Нина, говорившая эти слова тоном обиженного ребенка, была похожа на актрису, играющую и отлично играющую роль капризного ребенка. Передо мной была прекрасная, капризная, коварная женщина, сознающая свою красоту. На самом же деле Нина не было такой. Правда, она была очень красива, но одновременно была, как будто очень скромной и кроткой девушкой.

Дальше говорили я и Ираида. Она расспрашивала меня про Тавриз и делала предположения о том, как они там устроятся. Она благодарила меня за внимание и, беря меня за руку, просила часто видеться с ними.
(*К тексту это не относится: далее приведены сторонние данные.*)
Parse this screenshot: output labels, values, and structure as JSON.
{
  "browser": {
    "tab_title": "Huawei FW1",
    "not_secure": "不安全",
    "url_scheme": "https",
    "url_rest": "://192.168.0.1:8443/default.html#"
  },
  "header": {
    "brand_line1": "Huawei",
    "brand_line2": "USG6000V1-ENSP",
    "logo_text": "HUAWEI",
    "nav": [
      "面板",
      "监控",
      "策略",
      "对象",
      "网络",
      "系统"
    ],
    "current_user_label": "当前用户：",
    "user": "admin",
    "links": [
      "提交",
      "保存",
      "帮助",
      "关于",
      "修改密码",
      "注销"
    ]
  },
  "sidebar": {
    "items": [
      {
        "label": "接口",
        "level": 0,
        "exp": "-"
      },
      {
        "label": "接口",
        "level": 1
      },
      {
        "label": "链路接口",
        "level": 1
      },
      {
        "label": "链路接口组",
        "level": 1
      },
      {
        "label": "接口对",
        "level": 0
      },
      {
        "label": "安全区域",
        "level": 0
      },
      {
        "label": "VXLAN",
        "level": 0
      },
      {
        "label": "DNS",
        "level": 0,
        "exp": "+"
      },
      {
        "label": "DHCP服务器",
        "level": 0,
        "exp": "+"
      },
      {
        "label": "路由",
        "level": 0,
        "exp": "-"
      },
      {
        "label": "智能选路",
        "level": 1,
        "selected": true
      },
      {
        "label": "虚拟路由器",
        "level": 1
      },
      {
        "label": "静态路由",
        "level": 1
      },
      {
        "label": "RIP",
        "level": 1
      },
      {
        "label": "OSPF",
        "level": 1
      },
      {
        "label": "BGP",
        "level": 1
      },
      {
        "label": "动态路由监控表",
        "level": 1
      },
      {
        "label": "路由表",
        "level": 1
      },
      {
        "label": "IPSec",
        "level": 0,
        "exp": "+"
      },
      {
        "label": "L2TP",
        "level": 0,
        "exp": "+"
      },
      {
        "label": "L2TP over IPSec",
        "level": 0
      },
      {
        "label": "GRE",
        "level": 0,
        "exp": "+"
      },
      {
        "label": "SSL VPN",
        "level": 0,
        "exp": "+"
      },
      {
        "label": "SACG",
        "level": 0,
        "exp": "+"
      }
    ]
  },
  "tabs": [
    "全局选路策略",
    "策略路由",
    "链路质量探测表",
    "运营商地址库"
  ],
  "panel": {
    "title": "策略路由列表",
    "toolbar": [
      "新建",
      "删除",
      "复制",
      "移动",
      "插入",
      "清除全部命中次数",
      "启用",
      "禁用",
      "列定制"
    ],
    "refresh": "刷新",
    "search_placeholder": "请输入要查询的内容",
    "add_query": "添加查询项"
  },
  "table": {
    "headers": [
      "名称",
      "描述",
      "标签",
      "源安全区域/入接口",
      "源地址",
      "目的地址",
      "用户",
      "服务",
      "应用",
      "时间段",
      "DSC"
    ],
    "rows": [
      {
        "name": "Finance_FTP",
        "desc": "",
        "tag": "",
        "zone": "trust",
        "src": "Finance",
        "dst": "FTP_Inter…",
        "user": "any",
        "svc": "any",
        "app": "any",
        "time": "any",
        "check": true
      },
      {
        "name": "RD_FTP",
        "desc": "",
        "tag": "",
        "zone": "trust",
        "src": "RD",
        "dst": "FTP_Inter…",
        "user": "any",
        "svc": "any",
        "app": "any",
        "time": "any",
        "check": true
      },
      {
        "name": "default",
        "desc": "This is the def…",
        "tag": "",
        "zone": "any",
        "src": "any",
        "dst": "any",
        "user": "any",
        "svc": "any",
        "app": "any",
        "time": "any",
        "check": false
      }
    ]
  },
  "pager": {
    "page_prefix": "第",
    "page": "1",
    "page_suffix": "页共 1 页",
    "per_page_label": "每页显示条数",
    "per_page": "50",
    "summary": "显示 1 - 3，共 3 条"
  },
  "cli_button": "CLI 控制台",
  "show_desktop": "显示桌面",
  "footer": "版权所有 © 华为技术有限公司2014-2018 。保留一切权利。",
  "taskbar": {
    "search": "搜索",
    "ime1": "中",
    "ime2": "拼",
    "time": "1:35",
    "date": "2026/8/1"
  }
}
Нина ревнивым взглядом следила за нашими руками. В этом взгляде можно было прочесть увлечение, минутное необдуманное девичье увлечение.

Ираида пожимала мне руку, а у Нины дрожали губы и пульсировали маленькие жилки под глазами.

Но это тянулось недолго. Она сердито вырвала мою руку из рук сестры. Я и Ираида рассмеялись.

- Этот смех так же неуместен, как и многие другие поступки мужчин, сердито проговорила Нина, и краска залила ее лицо. Глаза ее были влажны от обиды. Разумеется, я смеялся не над ее слезами, а над ее минутным бессмысленным увлечением. Особенно меня рассмешило то, как она искусно проводила свою роль. Вернее всего, я был доволен и удивлялся способностям этой девушки.